SETH THORN studied philosophy, critical theory and viola performance at Northwestern and completed an M.A. in political theory at the Goethe-Universität in Frankfurt am Main. In addition to his doctoral pursuits in German, with special emphasis on the study of German philosophy and the philosophy of music and sound where it appears in that tradition, Seth is working towards an M.A. in Brown's Multimedia and Electronic Music Experiments (aka "MEME") program.

Graduate Students from Other Departments

In addition, there are many other graduate students at Brown working towards Ph.D.s in other field but who are active in our department through their participation in seminars, workshops, and colloquia.

NATALIE ADLER (Comparative Literature)
Natalie received her B.A. from the Gallatin School of Individualized Study at NYU. Before coming to Brown, she was an English teacher at a primary school in Besançon, France. She studies modernism and psychoanalysis.

FILIP ANI (Comparative Literature)
BA in History and Spanish Language and Literature; MA in History (U. Alberta). Filip works on a diverse range of topics ranging from W. Benjamin's aesthetics of history to W. Shakespeare’s relationship to philosophy. He also has particular interests in P. Celan, P.B. Shelly, H. Heine. H. von Kleist, H. Melville, Aeschylus, Aristophanes and Horace. In addition, Filip has worked on the Brown University Petra Archeological Project (BUPAP) in Jordan.

PETER KIM (English)
Peter holds a B.A. in English from UC Berkeley. He is interested in the relations between literature and philosophy with regards to critical theory and 19th-Century British literature. Specific interests include Frankfurt School aesthetics, the Victorian political novel, and theories of English and German Romanticism.

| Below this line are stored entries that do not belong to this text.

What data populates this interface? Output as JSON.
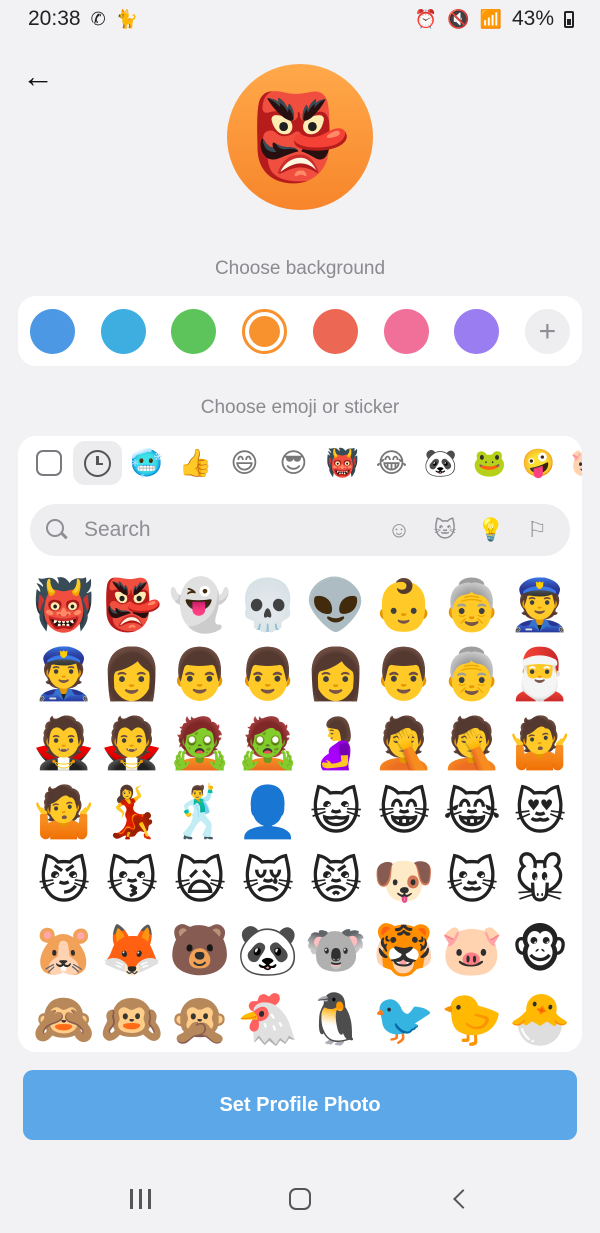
{
  "status_bar": {
    "time": "20:38",
    "battery": "43%",
    "left_icons": [
      "phone-icon",
      "animal-icon"
    ],
    "right_icons": [
      "alarm-icon",
      "mute-icon",
      "wifi-icon",
      "signal-icon",
      "battery-icon"
    ]
  },
  "header": {
    "back_icon": "arrow-left-icon",
    "back_glyph": "←"
  },
  "avatar": {
    "emoji": "👺",
    "background": "#f7922e"
  },
  "background_section": {
    "label": "Choose background",
    "swatches": [
      {
        "color": "#4d98e4",
        "name": "blue"
      },
      {
        "color": "#3eaee0",
        "name": "cyan"
      },
      {
        "color": "#5cc45a",
        "name": "green"
      },
      {
        "color": "#f7922e",
        "name": "orange",
        "selected": true
      },
      {
        "color": "#ec6754",
        "name": "red"
      },
      {
        "color": "#f0709a",
        "name": "pink"
      },
      {
        "color": "#9a7df0",
        "name": "purple"
      }
    ],
    "add_glyph": "+"
  },
  "emoji_section": {
    "label": "Choose emoji or sticker",
    "tabs": [
      "🥶",
      "👍",
      "😄",
      "😎",
      "👹",
      "😂",
      "🐼",
      "🐸",
      "🤪",
      "🐷"
    ],
    "search_placeholder": "Search",
    "category_icons": [
      {
        "name": "smiley-icon",
        "glyph": "☺"
      },
      {
        "name": "cat-icon",
        "glyph": "🐱"
      },
      {
        "name": "lightbulb-icon",
        "glyph": "💡"
      },
      {
        "name": "flag-icon",
        "glyph": "⚐"
      }
    ],
    "emojis": [
      "👹",
      "👺",
      "👻",
      "💀",
      "👽",
      "👶",
      "👵",
      "👮",
      "👮",
      "👩",
      "👨",
      "👨",
      "👩",
      "👨",
      "👵",
      "🎅",
      "🧛",
      "🧛",
      "🧟",
      "🧟",
      "🤰",
      "🤦",
      "🤦",
      "🤷",
      "🤷",
      "💃",
      "🕺",
      "👤",
      "😺",
      "😸",
      "😹",
      "😻",
      "😼",
      "😽",
      "🙀",
      "😿",
      "😾",
      "🐶",
      "🐱",
      "🐭",
      "🐹",
      "🦊",
      "🐻",
      "🐼",
      "🐨",
      "🐯",
      "🐷",
      "🐵",
      "🙈",
      "🙉",
      "🙊",
      "🐔",
      "🐧",
      "🐦",
      "🐤",
      "🐣"
    ]
  },
  "primary_button": {
    "label": "Set Profile Photo",
    "color": "#5ba7e8"
  }
}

NATALIE LOZINSKY-VEACH (Comparative Literature)
Natalie holds a B.A. in English with a minor in Spanish and a B.A. in German, both from SUNY New Paltz. She is interested in animality, posthumanism, feminism, theories of embodiment, reciprocity and liminality and their relationship to textual bodies and language. She works on 20th and 20st century literature, with a focus on German and Polish socialist and post-socialist works.

ADAM J SACKS (History)
Adam holds an M.A. from Brown University, a Masters of Science from the City College of the City University of New York, and a B.A. Summa Cum Laude from Cornell University. In 2011, he was the Cahnmann Foundation Fellow at the Center for Jewish History in New York and was awarded the dissertation Grant of the Central European History Society. He is serving as a fellow of the Studienstiftung des Deutschen Volkes in 2012 while also a Guest Researcher at the new Reseach Center for Exile Culture at the Universitaet der Kuenste in Berlin.

IAN SAMPSON (English)
Ian is a doctoral student in the English department, studying Romantic poetry and posthumanist theory. He holds degrees in English and creative writing from the University of Calgary and Simon Fraser University, where he wrote an MA thesis about the American sinologist Ernest Fenollosa and his influence on Ezra Pound. Since coming to Brown in 2011, he has also become a clandestine Germanist, reading Hölderlin and Heidegger alongside Wordsworth and Whitehead – a side-effect, no doubt, of regularly summering with family in Köln. Beyond Romanticism, his interests include media theory, psychoanalysis, and the avant-garde.

JONATHAN SOZEK (Religion and Critical Thought)
Jon received a B.A. in liberal arts from Sarah Lawrence College in 2003 and an M.A. (honours) in religious studies at McGill University in 2006. After working for several years in secondary education, Jon moved to Belgium to complete a second B.A. (2009) and M.A. (2010) in philosophy at the Katholieke Universiteit Leuven. His ongoing reserarch interests include the conceptual histories of 'religion' and 'the secular' and of their relation, modern theories of myth and the politics of mythmaking, political theology, and critical theory.